Anyone who has more than a passing familiarly with my pasty British face will know I’m not Apple’s biggest fan. Regardless, it was unsettling to hear of Steve Jobs’ plans for a medical leave of absence – not just the human interest aspect, but the knock-on impact the chief executive’s potential early retirement could have for the wider tech industry.
Were he to leave the company permanently, or even wind down his day-to-day activity to take more of a backseat CEO type role, the business will be negatively impacted in the short term. Shares will fall, strategic direction will suffer, other top execs and key people may even start to jump ship for pastures new.
But let’s also consider the bigger picture for everyone who doesn’t flog gear with half eaten fruit emblazoned upon smooth, aesthetically pleasing surfaces.
Whatever you think of Apple, the company’s products have encouraged innovation across the board in the last ten years. Do you remember that really awesome MP3 player you used to rave on about before you bought an iPod? Was your smartphone smarter than Stephen Fry after ten tins of tuna before the iPhone? Was your tablet even on the drawing board before the iPad? I’m generalising, but the majority of answers to the above will be no.
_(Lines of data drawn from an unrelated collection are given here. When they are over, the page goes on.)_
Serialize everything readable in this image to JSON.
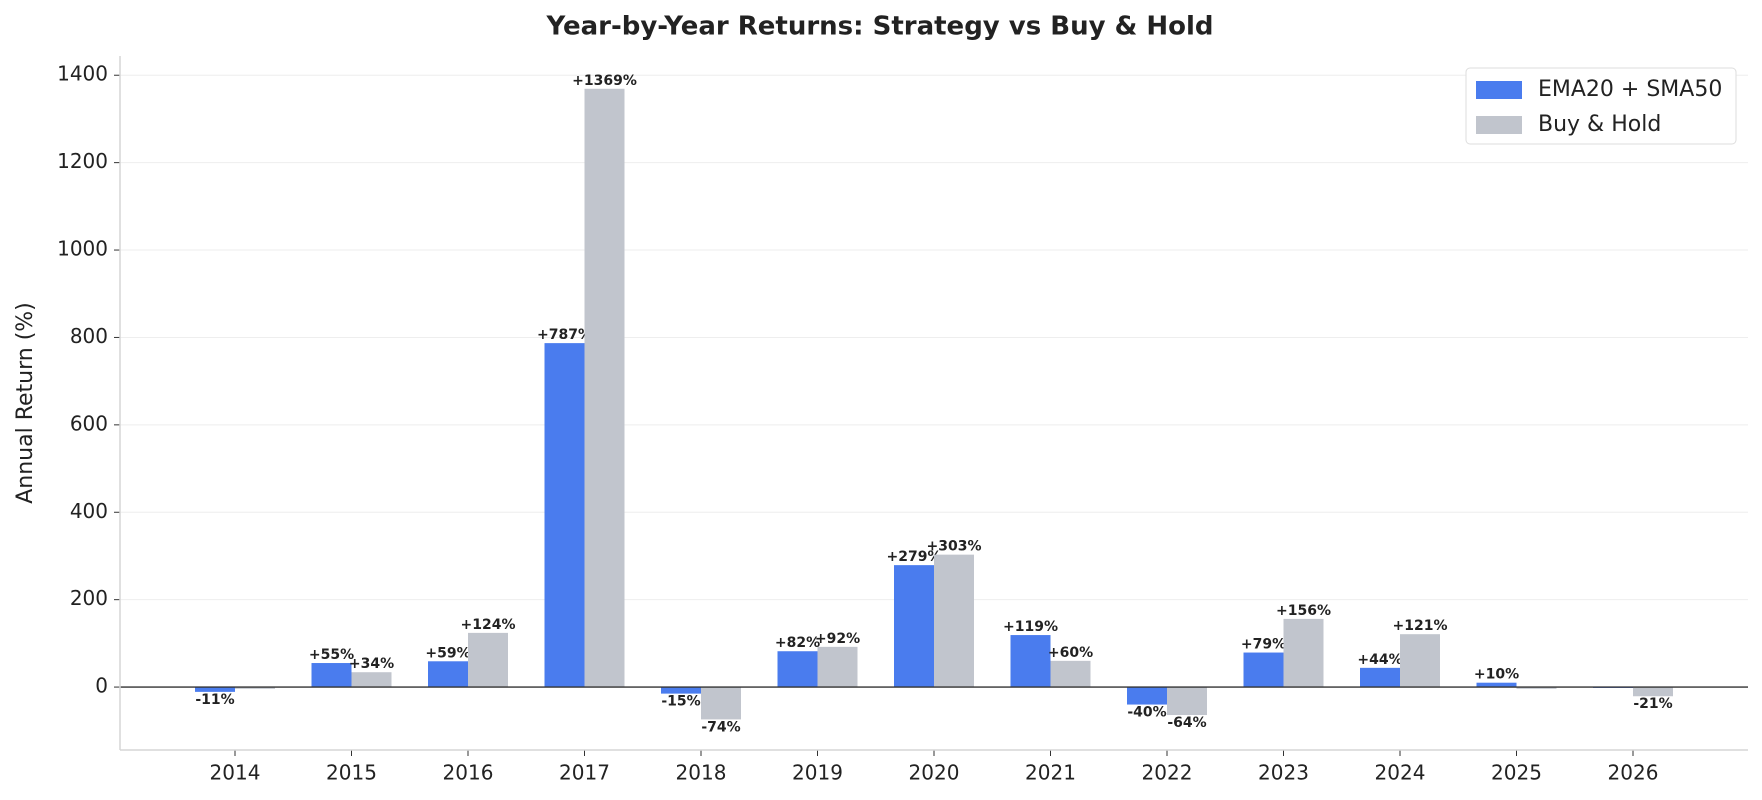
{
  "chart_data": {
    "type": "bar",
    "title": "Year-by-Year Returns: Strategy vs Buy & Hold",
    "y_label": "Annual Return (%)",
    "categories": [
      "2014",
      "2015",
      "2016",
      "2017",
      "2018",
      "2019",
      "2020",
      "2021",
      "2022",
      "2023",
      "2024",
      "2025",
      "2026"
    ],
    "series": [
      {
        "name": "EMA20 + SMA50",
        "color": "#4a7cee",
        "label_color": "#1f5bd6",
        "values": [
          -11,
          55,
          59,
          787,
          -15,
          82,
          279,
          119,
          -40,
          79,
          44,
          10,
          -2
        ],
        "value_labels": [
          "-11%",
          "+55%",
          "+59%",
          "+787%",
          "-15%",
          "+82%",
          "+279%",
          "+119%",
          "-40%",
          "+79%",
          "+44%",
          "+10%",
          null
        ]
      },
      {
        "name": "Buy & Hold",
        "color": "#c1c5cd",
        "label_color": "#5f5f5f",
        "values": [
          -4,
          34,
          124,
          1369,
          -74,
          92,
          303,
          60,
          -64,
          156,
          121,
          -4,
          -21
        ],
        "value_labels": [
          null,
          "+34%",
          "+124%",
          "+1369%",
          "-74%",
          "+92%",
          "+303%",
          "+60%",
          "-64%",
          "+156%",
          "+121%",
          null,
          "-21%"
        ]
      }
    ],
    "ylim": [
      -144,
      1444
    ],
    "yticks": [
      0,
      200,
      400,
      600,
      800,
      1000,
      1200,
      1400
    ],
    "grid": true,
    "legend": "upper-right"
  }
}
Without Apple’s products, the tech landscape would look different. Would Android be where it is? Would your average consumer give a flying fudge about apps? Would tablets still come in boxes from your local chemist? Would Mitchell and Webb be on every single fricking radio ad voice-over that chimes from your radio?
That’s not to say we wouldn’t have these products and applications without Apple, but the faux-fruit seller’s innovations have shaped the roadmaps of consumer electronics and web companies to some degree. Jobs has been the man behind this, and without him you have to wonder if the steamrolling powerhouse will continue at the same pace and in the same direction. The Guardian put it quite succinctly:
“Many investors and analysts see Apple as Jobs’s creation – and him as the engine of its progress. He is cited as the person through whom final design decisions flow, and in whom the “DNA” of the company resides. Every new product that comes out of Apple has Jobs’s fingerprints on it – usually literally.”
There’s every chance someone else will step in and do it better, faster, or just differently. There’s always someone else out there.
But if Jobs does heel-toe it, the impact will ripple well beyond Apple’s orchard fence.